In 1984 Cheran joined the staff of the Saturday Review, an English language weekly that was known for its stand on press freedom, and fundamental rights and justice for minorities. As a poet and a political journalist, Cheran refused to align himself with any of the several Tamil militant groups that were active in Jaffna at the time. As a result he was harassed both by the Sri Lankan army and, later, by the Liberation Tigers of Tamil Eelam (LTTE). He left for the Netherlands in 1987 where he completed a Masters degree in Development Studies.
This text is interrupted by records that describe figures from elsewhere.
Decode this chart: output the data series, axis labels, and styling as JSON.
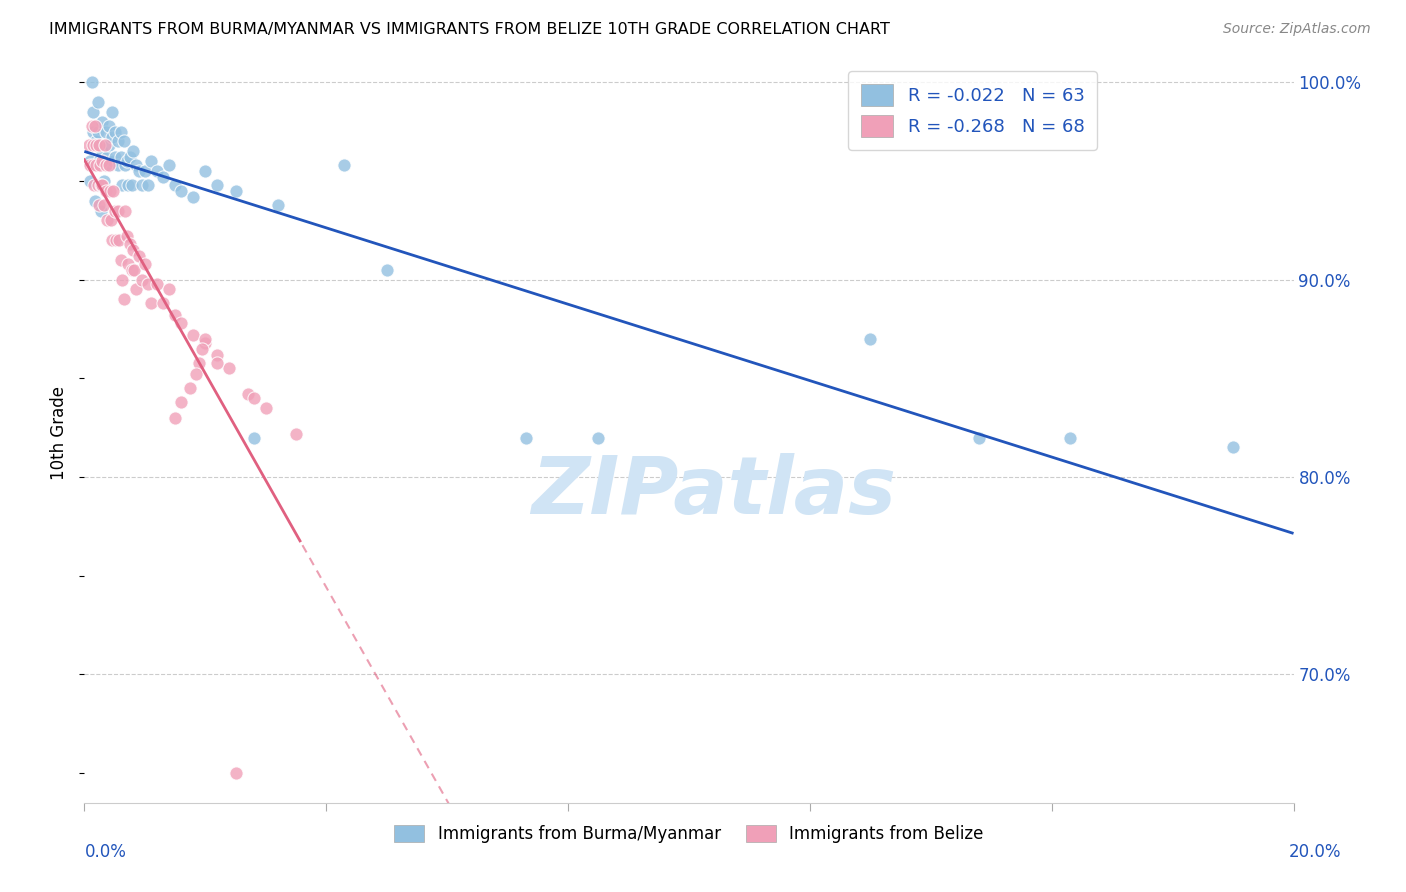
{
  "title": "IMMIGRANTS FROM BURMA/MYANMAR VS IMMIGRANTS FROM BELIZE 10TH GRADE CORRELATION CHART",
  "source": "Source: ZipAtlas.com",
  "ylabel": "10th Grade",
  "xlim": [
    0.0,
    0.2
  ],
  "ylim": [
    0.635,
    1.01
  ],
  "blue_R": -0.022,
  "blue_N": 63,
  "pink_R": -0.268,
  "pink_N": 68,
  "blue_color": "#92c0e0",
  "pink_color": "#f0a0b8",
  "blue_line_color": "#2255bb",
  "pink_line_color": "#e06080",
  "watermark": "ZIPatlas",
  "watermark_color": "#d0e4f5",
  "blue_scatter_x": [
    0.001,
    0.001,
    0.0012,
    0.0015,
    0.0015,
    0.0018,
    0.002,
    0.0022,
    0.0022,
    0.0025,
    0.0025,
    0.0028,
    0.003,
    0.003,
    0.0032,
    0.0032,
    0.0035,
    0.0038,
    0.004,
    0.004,
    0.0042,
    0.0045,
    0.0045,
    0.0048,
    0.005,
    0.005,
    0.0055,
    0.0055,
    0.006,
    0.006,
    0.0062,
    0.0065,
    0.0068,
    0.007,
    0.0072,
    0.0075,
    0.0078,
    0.008,
    0.0085,
    0.009,
    0.0095,
    0.01,
    0.0105,
    0.011,
    0.012,
    0.013,
    0.014,
    0.015,
    0.016,
    0.018,
    0.02,
    0.022,
    0.025,
    0.028,
    0.032,
    0.043,
    0.05,
    0.073,
    0.085,
    0.13,
    0.148,
    0.163,
    0.19
  ],
  "blue_scatter_y": [
    0.96,
    0.95,
    1.0,
    0.985,
    0.975,
    0.94,
    0.97,
    0.99,
    0.975,
    0.96,
    0.948,
    0.935,
    0.98,
    0.965,
    0.96,
    0.95,
    0.975,
    0.962,
    0.978,
    0.968,
    0.958,
    0.985,
    0.972,
    0.96,
    0.975,
    0.962,
    0.97,
    0.958,
    0.975,
    0.962,
    0.948,
    0.97,
    0.958,
    0.96,
    0.948,
    0.962,
    0.948,
    0.965,
    0.958,
    0.955,
    0.948,
    0.955,
    0.948,
    0.96,
    0.955,
    0.952,
    0.958,
    0.948,
    0.945,
    0.942,
    0.955,
    0.948,
    0.945,
    0.82,
    0.938,
    0.958,
    0.905,
    0.82,
    0.82,
    0.87,
    0.82,
    0.82,
    0.815
  ],
  "pink_scatter_x": [
    0.0008,
    0.001,
    0.0012,
    0.0014,
    0.0015,
    0.0016,
    0.0018,
    0.002,
    0.002,
    0.0022,
    0.0024,
    0.0025,
    0.0026,
    0.0028,
    0.003,
    0.003,
    0.0032,
    0.0034,
    0.0035,
    0.0036,
    0.0038,
    0.004,
    0.0042,
    0.0044,
    0.0045,
    0.0048,
    0.005,
    0.0052,
    0.0055,
    0.0058,
    0.006,
    0.0062,
    0.0065,
    0.0068,
    0.007,
    0.0072,
    0.0075,
    0.0078,
    0.008,
    0.0082,
    0.0085,
    0.009,
    0.0095,
    0.01,
    0.0105,
    0.011,
    0.012,
    0.013,
    0.014,
    0.015,
    0.016,
    0.018,
    0.02,
    0.022,
    0.024,
    0.027,
    0.03,
    0.035,
    0.028,
    0.022,
    0.02,
    0.0195,
    0.019,
    0.0185,
    0.0175,
    0.016,
    0.015,
    0.025
  ],
  "pink_scatter_y": [
    0.968,
    0.958,
    0.978,
    0.968,
    0.958,
    0.948,
    0.978,
    0.968,
    0.958,
    0.948,
    0.938,
    0.968,
    0.958,
    0.948,
    0.96,
    0.948,
    0.938,
    0.968,
    0.958,
    0.945,
    0.93,
    0.958,
    0.945,
    0.93,
    0.92,
    0.945,
    0.935,
    0.92,
    0.935,
    0.92,
    0.91,
    0.9,
    0.89,
    0.935,
    0.922,
    0.908,
    0.918,
    0.905,
    0.915,
    0.905,
    0.895,
    0.912,
    0.9,
    0.908,
    0.898,
    0.888,
    0.898,
    0.888,
    0.895,
    0.882,
    0.878,
    0.872,
    0.868,
    0.862,
    0.855,
    0.842,
    0.835,
    0.822,
    0.84,
    0.858,
    0.87,
    0.865,
    0.858,
    0.852,
    0.845,
    0.838,
    0.83,
    0.65
  ],
  "background_color": "#ffffff",
  "grid_color": "#cccccc"
}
Returning to Colombo two and a half years later, he helped to start the Tamil newspaper, Sarinihar, published by the Movement for Inter-Racial Justice and Equality. He was advised to leave the country yet again, in 1993. Cheran went to Toronto, Canada where he completed his PhD. He is now an Associate Professor in the Department of Sociology at the University of Windsor in Ontario, Canada. His academic interests focus on the study of Trans nationalism, identity, migration and international development. Side by side with his academic career, he has continued to write his poetry and to contribute to literary and political journals.

Cheran’s early poems, 1975-2000 were collected under the title Nii Ippozhudhu Irangum Aaru (The River into Which You Now Descend) (Nagercoil: Kalcchuvadu, 2000). This was followed by Miindum Kadalukku (Once Again the Sea) (Nagercoil: Kalachuvadu, 2004) and Kaadaatru (Forest-Healing) (Nagercoil: Kalachuvadu, 2011). In addition to these books, he co-edited, along with three others, a landmark anthology of Tamil political poetry, Maranatthul Vaazhvoom (We Will Live Amidst Death) (Coimbatore: Vidiyal, 1985). Some of his most recent academic publications include The Sixth Genre: Memory, History and the Tamil Diaspora Imagination (Colombo: Marga Institute, 2001); History and the Imagination: Tamil Culture in the Global Context, co-edited with Darshan Ambalavanar and Chelva Kanaganayakam (Toronto: TSAR publications, 2007); New Demarcations: Essays in Tamil Studies, co-edited with Darshan Ambalavanar and Chelva Kanaganayakam (Toronto: Canadian Scholars’ Press, 2008) and Pathways of Dissent: Tamil Nationalism in Sri Lanka (ed.) (New Delhi: Sage, 2009).